Непостижимость для ума предметов нашей религии и вообще их сверх опытный характер служит ответом и на вопрос (последний настоящего урока): – «Почему в учении благочестия требуется не только знание, но и вера

»Главный предмет сего учения, – говорит Катехизис, – есть Бог невидимый и непостижимый, и премудрость Божья в тайне сокровенная. Посему многие части сего учения не могут быть обняты знанием разума, но могут быть приняты верою». Обнять предмет знанием разума, или, что то же, познать его, значит обнять его своим умом со всех сторон; если, наприм., я говорю, что я знаю эту чернильницу, то это значит, что я смотрел её со всех сторон и могу живо представить в своём уме её величину, форму, цвет и т. д. Но Бог есть существо неограниченное и притом невидимое для нас в настоящем, нашем состоянии, следовательно Он выше нашего ограниченного разумения.
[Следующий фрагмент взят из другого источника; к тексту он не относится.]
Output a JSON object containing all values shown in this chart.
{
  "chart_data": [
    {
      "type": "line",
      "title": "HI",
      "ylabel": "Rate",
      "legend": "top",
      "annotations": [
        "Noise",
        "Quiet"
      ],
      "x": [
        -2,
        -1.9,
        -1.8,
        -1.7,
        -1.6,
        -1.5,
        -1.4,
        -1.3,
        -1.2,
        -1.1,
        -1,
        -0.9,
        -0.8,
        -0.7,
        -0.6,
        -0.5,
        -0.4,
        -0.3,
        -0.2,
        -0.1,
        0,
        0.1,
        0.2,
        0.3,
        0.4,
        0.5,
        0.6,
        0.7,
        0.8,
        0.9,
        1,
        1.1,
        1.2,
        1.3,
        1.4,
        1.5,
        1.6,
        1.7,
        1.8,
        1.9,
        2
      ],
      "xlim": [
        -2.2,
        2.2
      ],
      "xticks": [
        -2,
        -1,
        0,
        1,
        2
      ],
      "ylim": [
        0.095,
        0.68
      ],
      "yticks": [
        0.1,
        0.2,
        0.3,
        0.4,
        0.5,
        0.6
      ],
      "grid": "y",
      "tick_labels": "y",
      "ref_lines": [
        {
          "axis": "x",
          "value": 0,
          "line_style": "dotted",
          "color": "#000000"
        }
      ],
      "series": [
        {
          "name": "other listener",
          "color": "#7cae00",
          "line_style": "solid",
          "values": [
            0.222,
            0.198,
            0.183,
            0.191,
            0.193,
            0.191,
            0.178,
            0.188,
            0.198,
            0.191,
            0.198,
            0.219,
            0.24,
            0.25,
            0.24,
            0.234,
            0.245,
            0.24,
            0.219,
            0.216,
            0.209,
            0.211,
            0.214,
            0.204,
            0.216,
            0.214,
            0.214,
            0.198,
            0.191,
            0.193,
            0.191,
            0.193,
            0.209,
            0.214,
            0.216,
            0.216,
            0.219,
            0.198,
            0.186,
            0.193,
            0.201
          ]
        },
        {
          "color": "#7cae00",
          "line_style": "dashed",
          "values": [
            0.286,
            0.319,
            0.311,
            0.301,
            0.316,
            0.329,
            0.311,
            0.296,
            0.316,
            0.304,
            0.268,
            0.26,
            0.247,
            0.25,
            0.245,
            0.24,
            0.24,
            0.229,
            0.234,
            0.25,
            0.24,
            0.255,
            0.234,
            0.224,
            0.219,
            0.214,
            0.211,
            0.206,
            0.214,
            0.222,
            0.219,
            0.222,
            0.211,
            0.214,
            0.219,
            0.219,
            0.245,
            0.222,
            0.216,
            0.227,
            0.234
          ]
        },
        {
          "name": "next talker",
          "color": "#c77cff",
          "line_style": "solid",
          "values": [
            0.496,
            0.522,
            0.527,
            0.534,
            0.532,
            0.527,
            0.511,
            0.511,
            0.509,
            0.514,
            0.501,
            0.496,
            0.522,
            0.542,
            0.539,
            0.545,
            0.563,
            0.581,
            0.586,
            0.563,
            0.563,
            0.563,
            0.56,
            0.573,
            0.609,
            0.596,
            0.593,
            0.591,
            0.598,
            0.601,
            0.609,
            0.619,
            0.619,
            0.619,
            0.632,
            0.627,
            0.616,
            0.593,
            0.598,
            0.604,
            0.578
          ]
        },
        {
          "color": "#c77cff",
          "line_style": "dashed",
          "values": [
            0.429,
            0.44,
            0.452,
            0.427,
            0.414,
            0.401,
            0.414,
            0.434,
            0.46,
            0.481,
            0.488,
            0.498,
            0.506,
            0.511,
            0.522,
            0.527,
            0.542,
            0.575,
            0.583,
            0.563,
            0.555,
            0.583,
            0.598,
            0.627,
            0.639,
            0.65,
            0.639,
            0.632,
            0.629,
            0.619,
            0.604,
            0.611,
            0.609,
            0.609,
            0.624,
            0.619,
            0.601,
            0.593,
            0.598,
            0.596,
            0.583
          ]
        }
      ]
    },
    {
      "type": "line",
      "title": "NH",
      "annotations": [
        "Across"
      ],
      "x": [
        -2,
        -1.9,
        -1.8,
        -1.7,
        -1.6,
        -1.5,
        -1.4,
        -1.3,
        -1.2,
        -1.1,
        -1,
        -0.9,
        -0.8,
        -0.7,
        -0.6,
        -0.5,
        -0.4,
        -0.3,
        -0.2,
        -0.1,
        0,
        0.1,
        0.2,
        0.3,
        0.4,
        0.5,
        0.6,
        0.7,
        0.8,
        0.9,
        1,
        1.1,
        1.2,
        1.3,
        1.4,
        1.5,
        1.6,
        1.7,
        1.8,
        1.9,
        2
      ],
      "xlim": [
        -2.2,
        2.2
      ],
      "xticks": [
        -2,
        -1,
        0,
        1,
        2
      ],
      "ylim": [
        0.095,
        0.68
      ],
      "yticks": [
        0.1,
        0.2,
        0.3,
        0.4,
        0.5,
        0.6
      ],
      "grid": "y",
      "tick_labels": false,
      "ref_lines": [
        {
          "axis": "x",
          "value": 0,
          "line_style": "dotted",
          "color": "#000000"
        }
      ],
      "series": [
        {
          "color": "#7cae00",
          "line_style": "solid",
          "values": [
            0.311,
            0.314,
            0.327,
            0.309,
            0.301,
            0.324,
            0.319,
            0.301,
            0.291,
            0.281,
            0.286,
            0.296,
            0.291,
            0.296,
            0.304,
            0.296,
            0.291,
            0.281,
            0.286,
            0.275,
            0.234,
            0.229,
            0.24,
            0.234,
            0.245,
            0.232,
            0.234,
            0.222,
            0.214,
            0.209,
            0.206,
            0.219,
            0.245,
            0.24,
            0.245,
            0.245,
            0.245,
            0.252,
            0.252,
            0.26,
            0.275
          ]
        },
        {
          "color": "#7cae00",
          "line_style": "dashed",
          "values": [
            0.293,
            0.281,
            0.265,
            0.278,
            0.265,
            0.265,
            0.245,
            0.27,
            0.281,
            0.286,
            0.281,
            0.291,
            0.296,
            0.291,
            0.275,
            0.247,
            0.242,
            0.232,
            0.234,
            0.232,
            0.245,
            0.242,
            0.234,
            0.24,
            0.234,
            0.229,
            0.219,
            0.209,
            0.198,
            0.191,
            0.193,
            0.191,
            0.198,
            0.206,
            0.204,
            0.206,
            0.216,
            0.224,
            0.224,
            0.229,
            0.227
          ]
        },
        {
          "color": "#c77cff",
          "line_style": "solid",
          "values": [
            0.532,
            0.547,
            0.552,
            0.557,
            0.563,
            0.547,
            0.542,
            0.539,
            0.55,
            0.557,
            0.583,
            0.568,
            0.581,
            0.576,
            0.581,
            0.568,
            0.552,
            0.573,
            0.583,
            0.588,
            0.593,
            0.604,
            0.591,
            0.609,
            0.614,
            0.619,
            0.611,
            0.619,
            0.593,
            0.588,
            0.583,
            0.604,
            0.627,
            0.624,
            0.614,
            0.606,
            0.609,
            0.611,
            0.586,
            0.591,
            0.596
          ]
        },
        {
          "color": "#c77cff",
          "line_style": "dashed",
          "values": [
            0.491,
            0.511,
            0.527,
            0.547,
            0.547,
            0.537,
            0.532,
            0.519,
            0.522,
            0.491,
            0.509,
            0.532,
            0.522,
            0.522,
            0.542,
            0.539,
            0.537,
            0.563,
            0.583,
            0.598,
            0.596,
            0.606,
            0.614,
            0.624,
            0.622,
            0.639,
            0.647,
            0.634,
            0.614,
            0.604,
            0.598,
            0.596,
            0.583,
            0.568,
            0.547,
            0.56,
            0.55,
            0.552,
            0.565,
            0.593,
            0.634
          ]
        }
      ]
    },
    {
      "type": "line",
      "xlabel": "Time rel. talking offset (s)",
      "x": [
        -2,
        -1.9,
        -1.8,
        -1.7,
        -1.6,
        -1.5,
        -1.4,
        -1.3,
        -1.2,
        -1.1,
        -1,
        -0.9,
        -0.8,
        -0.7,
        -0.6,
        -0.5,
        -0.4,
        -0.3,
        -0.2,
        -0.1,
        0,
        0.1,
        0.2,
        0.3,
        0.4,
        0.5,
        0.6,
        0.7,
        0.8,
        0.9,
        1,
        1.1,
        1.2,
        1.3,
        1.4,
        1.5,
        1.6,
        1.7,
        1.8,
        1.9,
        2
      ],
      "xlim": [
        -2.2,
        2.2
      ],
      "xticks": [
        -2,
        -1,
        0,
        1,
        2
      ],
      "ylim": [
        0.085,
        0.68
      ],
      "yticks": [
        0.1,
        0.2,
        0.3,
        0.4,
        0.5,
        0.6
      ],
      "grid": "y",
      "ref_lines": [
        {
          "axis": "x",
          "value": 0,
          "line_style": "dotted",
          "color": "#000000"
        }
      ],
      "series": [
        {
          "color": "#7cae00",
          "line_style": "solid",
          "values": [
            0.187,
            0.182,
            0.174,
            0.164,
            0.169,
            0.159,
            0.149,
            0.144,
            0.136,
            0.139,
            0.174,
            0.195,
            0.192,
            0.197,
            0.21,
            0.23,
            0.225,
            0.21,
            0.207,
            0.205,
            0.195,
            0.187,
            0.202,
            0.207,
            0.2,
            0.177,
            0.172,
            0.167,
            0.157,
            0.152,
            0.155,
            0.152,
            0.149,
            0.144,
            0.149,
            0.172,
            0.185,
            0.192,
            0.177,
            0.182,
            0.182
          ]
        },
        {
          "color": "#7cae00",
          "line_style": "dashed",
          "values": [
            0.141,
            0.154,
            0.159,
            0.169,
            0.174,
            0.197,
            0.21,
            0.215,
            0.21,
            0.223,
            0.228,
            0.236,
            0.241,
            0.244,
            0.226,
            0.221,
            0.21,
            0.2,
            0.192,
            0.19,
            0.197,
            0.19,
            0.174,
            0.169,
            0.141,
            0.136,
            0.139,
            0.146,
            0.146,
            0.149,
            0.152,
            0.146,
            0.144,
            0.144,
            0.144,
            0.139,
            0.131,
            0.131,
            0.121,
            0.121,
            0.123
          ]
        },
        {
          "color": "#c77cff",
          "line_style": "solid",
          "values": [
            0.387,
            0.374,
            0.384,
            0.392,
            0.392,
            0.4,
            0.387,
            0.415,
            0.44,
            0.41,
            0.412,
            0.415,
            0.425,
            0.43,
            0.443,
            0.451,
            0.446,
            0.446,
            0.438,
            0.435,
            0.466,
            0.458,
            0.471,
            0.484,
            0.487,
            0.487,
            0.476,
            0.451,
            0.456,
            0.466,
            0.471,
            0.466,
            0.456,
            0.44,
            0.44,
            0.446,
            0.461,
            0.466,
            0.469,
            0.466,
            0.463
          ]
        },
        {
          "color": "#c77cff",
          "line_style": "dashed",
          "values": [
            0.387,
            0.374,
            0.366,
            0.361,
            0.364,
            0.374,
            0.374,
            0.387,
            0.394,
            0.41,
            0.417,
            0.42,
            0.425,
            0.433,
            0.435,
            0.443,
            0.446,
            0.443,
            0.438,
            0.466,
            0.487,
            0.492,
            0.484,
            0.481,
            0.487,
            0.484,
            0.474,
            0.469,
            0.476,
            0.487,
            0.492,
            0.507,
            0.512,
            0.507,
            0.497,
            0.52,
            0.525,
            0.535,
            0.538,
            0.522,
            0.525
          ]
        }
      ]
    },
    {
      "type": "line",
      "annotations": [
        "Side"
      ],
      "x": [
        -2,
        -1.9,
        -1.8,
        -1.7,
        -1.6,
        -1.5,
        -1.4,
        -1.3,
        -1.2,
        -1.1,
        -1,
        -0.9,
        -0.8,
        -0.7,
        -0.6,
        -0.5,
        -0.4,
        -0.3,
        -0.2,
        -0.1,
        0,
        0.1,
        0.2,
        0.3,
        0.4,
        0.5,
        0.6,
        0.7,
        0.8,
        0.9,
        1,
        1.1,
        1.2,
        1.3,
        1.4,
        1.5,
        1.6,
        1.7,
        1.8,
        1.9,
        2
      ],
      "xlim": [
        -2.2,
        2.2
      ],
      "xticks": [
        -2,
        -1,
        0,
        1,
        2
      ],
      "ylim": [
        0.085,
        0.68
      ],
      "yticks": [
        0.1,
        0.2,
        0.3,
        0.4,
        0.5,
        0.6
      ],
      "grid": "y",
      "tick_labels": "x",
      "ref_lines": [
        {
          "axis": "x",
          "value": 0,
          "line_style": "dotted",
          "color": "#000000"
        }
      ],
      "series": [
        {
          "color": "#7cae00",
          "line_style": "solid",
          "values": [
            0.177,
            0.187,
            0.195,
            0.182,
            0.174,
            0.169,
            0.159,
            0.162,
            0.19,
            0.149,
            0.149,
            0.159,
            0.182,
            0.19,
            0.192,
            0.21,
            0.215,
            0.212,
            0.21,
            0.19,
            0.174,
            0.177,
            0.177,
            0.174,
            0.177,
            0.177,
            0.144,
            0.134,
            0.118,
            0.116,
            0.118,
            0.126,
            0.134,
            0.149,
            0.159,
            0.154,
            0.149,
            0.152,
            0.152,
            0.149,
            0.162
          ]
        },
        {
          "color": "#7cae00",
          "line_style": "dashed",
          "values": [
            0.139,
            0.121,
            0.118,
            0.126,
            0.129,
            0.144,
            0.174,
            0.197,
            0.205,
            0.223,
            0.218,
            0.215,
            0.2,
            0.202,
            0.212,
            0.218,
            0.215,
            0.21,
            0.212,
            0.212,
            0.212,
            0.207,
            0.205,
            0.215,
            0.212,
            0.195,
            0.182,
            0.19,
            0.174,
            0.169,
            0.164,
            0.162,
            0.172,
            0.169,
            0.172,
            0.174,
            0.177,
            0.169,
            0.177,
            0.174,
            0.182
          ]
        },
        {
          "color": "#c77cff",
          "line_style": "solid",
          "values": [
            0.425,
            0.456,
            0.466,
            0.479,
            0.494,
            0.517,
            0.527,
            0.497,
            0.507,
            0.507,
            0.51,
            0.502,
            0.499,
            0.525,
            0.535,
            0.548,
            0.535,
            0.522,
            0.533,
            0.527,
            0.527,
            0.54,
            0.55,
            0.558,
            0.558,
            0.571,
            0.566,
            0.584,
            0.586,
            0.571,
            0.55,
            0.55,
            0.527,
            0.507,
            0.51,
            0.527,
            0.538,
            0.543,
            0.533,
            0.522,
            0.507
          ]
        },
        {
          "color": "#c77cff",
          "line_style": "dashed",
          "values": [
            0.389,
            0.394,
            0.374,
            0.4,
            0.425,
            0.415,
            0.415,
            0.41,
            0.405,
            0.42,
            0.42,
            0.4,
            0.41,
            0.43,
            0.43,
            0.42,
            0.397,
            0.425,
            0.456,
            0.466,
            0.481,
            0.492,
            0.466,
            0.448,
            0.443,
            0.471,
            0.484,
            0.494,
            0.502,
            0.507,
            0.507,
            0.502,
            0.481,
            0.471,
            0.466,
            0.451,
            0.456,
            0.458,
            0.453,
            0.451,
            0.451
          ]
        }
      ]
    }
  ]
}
Не может океан вместиться в небольшую ячейку, или – немыслимо мерою жидких тел измерять тела твёрдые: так точно и беспредельное Божество не может быть заключено в границы нашего тесного разумения, и невидимая, неизменяемая сущность Его не может определяться тем, что даёт знание только о видимом и изменяющемся. Таково Божество само по Себе, таково же Оно и в творениях и во всех делах Своих, или, как говорит Катехизис, такова и «премудрость Божия в тайне сокровенная». И всякое дело «Божией премудрости», каждое Божие создание, и всё Божие домостроительство нашего спасения равно не доступны во всей полное для нашего ума. Кто разуме ум Господень – или кто советник Ему бысть? – восклицает св. Апостол Павел (Рим. 11:34). Так – высший духовный мир, или ангелы, душа наша и видимый мир, в отношении к его сущности и назначению, превышают наше естественное разумение. Ангелы Божии, хотя по существу своему ограничены, но они также невидимы для нас, и, следовательно, не подлежат опытному наблюдению с нашей стороны. Невидима для нас и наша собственная душа. Мы сознаём, что в нас есть что-то отличное от нашего тела, – мы можем, например, обсудить, что наш мозг, в какие бы сочетания его частицы не входили между собою, не может мыслить сам по себе, потому что он есть всё-таки материя, а материя не мыслит, и проч. Но все подобные суждения и понятия о душе суть отрицательного свойства, т. е. они говорят только, что душа – не тело, что она есть особое, отличное от тела, начало; а что именно это за начало само в себе, как оно соединяется с нашим телесным началом и проч.,– обо всём этом мы не в состоянии сказать ничего положительного, кроме того только, что оно несомненно в нас есть и действует. Не знаем мы, по отношение к самому существу и конечной

цели, и предметов, видимого нами мира, – не только того, что находится за облаками, но и того, что у нас под руками. В самом деле, возьмите, например, дерево: мы можем прекрасно изучить его величину, можем, пожалуй, пересчитать его ветви, все его листики, можем исследовать слои, из которых оно состоит и проч.; но самая сущность его, внутренняя его жизнь, недоступны для нашего ума: мы не в состоянии проследить как из соков, получаемых деревом из земли, образуется его состав, и каким образом рядом растут береза и дуб, как это в берёзе происходит одна переработка земляных соков, в дубе –другая. Короче: мы не в состоянии уловить той внутренней силы, которая действует в дереве ли или в другом предмете природы и вместе с этим не знаем и конечной цели всех видимых нами предметов. Ещё менее известны нам пути Божественного Провидения и все дела Божии, касающиеся искупления и спасения согрешившего человечества: о бездна богатства, и премудрости, и ведения Божия! – восклицает св. Апостол Павел, говоря о домостроительстве нашего спасения. Как непостижимы судьбы Его, и неисследимы пути Его (Рим. 11:33)! Если же в учении благочестия, или, что тоже, в учении нашей религии15, многие части сего учения выходят из пределов постижимости и вообще не подлежат нашему опытному наблюдению, то понятно само собою, что они не могут быть предметом нашего знания, которое, как мы видели, имеет дело с вещами видимыми и постижимыми, подлежащими непосредственному наблюдению нашему; но должны и могут быть приняты только верою, т. е. вторым источником наших познаний.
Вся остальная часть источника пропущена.